24.5.10

Magnânimos

Frederico II da Prússia dizia que D. João V tinha "uma estranha paixão pelas cerimónias de igreja" e que "os seus divertimentos eram as funções sacerdotais, os seus monumentos conventos, os seus exércitos monges e até as suas amantes eram freiras". De facto, como escreve Rui Vieira Nery nas notas ao programa do Concerto Inaugural dos Seis Órgãos da Real Basílica de Mafra, em vez de seguir o modelo da representação laica do Poder ensaiado por Luís XIV em Versailles e desenvolvido pela corte imperial dos Habsburgos em Viena, D. João V prefere adoptar o padrão de uma outra tradição monárquica absoluta que lhe é mais próxima, a da Cúria papal em Roma.
A Basílica de Mafra, com duas tribunas na capela-mor e mais duas em cada braço do transepto, permite-nos pensar num projecto inicial de seis órgãos que só viria a ser concluído mais tarde. Por vontade do rei, a basílica foi consagrada no dia do seu 41º aniversário, em 1730, tendo sido então utilizados três órgãos portativos importados de Itália. Há notícias de seis órgãos inacabados, em 1760, quando já reinava D. José, e da encomenda de seis novos órgãos pelo regente D. João (mais tarde D. João VI), em 1792, inaugurados em 1806 e 1807.
Com a fuga da família real para o Brasil, devido à primeira invasão francesa ainda em 1807, e o longo período de convulsões que se lhe seguiu - desde logo a Guerra Peninsular e, mais tarde, as Guerras Liberais e a extinção das ordens religiosas -, os órgãos de Mafra deixaram praticamente de se ouvir. Ainda chegaram a ser desmontados, tendo em vista a sua renovação, mas apenas cinco foram reconstruídos.
Voltemos às palavras de Rui Vieira Nery: Se o século XIX tivesse conhecido no nosso país o desenvolvimento económico e cultural da Europa romântica e o empenho das elites burguesas cultas no investimento artístico, ao sabor da evolução da estética de vanguarda do tempo, os órgãos de Mafra teriam por certo sofrido intervenções radicais, procurando substituir a sua sonoridade tardo-barroca original por um ideal sonoro mais próximo do da organaria oitocentista (...). Assim, a junção do jacobinismo anti-clerical do Liberalismo português e do consequente desinteresse generalizado da nossa intelectualidade oitocentista pela Arte Sacra com a pobreza endémica do Estado liberal e a sua absoluta falta de preocupação com a preservação do património artístico construído acabou, neste caso, por ter efeitos benéficos. Os órgãos de Mafra permaneceram por conseguinte intocados ao longo de todo o século XIX, com excepção de eventuais pequenas afinações (...).

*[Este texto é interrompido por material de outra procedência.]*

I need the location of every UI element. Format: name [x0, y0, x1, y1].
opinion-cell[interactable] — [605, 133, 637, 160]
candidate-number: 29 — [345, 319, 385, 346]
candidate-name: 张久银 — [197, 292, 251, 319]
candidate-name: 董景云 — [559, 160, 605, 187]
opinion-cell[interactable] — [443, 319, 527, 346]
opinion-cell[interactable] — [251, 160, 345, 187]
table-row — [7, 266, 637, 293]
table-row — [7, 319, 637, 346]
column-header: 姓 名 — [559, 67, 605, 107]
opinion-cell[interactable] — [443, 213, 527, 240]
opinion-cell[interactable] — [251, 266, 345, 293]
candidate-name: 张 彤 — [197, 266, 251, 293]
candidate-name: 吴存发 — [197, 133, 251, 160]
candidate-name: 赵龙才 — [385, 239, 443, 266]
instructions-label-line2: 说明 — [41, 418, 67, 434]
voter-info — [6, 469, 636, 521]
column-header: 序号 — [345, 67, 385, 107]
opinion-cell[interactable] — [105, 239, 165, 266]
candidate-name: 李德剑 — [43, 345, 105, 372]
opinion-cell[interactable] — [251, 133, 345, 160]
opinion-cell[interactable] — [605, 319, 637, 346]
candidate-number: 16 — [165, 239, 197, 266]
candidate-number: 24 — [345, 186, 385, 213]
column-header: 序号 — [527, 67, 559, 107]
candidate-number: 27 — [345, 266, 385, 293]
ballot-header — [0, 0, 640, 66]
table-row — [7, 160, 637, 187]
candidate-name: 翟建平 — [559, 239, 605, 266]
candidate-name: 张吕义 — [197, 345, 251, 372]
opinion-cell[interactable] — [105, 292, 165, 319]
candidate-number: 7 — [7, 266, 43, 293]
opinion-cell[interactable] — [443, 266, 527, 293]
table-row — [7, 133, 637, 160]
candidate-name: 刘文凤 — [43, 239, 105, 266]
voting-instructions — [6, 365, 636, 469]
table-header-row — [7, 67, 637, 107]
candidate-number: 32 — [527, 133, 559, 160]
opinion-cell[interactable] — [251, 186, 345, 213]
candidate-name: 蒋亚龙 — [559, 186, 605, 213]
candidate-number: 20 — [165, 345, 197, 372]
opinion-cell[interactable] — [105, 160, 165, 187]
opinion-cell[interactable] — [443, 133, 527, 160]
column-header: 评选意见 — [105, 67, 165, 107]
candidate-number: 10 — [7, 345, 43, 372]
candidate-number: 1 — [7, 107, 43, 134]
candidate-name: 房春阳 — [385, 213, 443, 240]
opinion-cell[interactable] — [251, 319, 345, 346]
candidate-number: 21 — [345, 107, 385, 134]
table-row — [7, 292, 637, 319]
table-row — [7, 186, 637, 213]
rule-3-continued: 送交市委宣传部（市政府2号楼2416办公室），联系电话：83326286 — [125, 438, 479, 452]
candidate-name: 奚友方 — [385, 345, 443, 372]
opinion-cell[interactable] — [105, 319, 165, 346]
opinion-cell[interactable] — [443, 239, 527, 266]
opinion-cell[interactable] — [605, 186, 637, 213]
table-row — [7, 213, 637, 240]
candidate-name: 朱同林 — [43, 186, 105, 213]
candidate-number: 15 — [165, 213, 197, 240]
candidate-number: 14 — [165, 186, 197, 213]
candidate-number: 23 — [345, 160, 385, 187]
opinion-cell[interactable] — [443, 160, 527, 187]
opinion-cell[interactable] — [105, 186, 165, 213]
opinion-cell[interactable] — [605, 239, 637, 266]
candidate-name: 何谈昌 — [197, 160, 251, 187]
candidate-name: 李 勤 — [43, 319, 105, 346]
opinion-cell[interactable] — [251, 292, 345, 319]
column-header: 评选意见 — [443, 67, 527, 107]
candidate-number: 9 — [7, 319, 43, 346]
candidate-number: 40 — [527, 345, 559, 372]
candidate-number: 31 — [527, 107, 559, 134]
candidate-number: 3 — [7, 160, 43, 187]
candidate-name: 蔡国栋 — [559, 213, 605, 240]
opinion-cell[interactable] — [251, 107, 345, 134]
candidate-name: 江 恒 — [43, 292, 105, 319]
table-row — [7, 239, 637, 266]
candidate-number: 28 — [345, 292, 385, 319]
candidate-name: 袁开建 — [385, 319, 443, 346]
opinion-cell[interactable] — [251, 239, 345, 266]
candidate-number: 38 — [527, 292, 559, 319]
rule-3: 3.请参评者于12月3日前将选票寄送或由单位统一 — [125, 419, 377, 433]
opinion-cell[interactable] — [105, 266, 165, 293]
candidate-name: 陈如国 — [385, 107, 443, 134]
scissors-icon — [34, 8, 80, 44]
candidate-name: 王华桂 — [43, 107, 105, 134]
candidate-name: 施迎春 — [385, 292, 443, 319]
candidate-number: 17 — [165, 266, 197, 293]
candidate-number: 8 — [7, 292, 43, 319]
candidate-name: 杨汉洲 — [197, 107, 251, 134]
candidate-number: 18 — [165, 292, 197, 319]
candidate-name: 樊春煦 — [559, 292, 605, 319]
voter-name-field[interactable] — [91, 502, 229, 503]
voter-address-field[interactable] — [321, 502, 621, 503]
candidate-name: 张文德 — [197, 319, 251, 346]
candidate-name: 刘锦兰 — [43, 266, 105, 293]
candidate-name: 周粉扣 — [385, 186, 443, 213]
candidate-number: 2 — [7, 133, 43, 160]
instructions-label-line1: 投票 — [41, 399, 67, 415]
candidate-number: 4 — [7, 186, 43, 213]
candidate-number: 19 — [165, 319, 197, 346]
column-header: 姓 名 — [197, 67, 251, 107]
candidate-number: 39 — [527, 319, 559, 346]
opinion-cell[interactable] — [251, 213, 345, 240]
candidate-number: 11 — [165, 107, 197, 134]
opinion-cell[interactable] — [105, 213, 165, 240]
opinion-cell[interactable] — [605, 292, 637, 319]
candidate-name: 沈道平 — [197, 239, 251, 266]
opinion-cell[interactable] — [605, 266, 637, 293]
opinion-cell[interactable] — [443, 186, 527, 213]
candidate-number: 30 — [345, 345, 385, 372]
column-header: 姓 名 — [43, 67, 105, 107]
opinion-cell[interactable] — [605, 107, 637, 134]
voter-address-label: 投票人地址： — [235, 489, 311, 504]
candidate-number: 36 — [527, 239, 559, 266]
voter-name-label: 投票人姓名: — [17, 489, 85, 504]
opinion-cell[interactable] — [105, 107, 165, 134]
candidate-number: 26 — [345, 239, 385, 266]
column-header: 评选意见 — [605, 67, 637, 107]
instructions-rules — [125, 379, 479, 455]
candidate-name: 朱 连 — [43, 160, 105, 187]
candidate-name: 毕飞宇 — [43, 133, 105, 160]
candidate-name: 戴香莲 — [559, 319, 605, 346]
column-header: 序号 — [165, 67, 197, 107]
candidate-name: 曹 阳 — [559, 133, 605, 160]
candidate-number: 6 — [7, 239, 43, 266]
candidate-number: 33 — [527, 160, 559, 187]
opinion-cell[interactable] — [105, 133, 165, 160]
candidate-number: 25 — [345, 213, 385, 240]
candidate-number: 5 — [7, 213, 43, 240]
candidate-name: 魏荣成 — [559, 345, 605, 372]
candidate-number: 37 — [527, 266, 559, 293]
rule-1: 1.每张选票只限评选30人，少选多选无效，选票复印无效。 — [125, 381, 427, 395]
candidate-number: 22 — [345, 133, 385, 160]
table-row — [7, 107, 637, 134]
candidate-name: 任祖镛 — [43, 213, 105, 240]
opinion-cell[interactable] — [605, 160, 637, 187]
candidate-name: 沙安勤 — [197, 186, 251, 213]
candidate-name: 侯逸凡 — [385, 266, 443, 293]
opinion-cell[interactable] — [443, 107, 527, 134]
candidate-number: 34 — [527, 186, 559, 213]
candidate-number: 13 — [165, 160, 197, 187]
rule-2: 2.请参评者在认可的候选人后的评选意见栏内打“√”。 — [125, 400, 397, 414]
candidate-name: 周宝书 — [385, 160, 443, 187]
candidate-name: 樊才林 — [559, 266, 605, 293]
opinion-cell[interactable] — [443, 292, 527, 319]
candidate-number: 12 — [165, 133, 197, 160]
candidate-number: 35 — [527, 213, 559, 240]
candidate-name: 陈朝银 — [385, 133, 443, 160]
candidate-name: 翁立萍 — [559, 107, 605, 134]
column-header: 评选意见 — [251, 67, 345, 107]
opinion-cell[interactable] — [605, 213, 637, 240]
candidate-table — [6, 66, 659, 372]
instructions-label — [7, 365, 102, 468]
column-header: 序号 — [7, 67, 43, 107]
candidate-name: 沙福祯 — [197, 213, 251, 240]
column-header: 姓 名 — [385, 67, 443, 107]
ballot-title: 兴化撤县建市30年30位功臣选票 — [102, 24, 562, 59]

Graças ao apoio mecenático do Barclays e aos doze anos de trabalhos de restauro do organeiro Dinarte Machado e da sua equipa, os órgãos de Mafra voltaram a tocar juntos, duzentos anos depois. Espera-se que continuem a fazê-lo com regularidade e que continuem dando a conhecer o reportório composto especificamente para eles.
O concerto de inauguração foi a 15 de Maio e teve repetição a 16, 22 e 23. Tocaram os organistas João Vaz, Rui Paiva, António Esteireiro, António Duarte, Sérgio Silva e Isabel Albergaria e participou o Coro Sinfónico Lisboa Cantat, sob a direcção de Jorge Alves.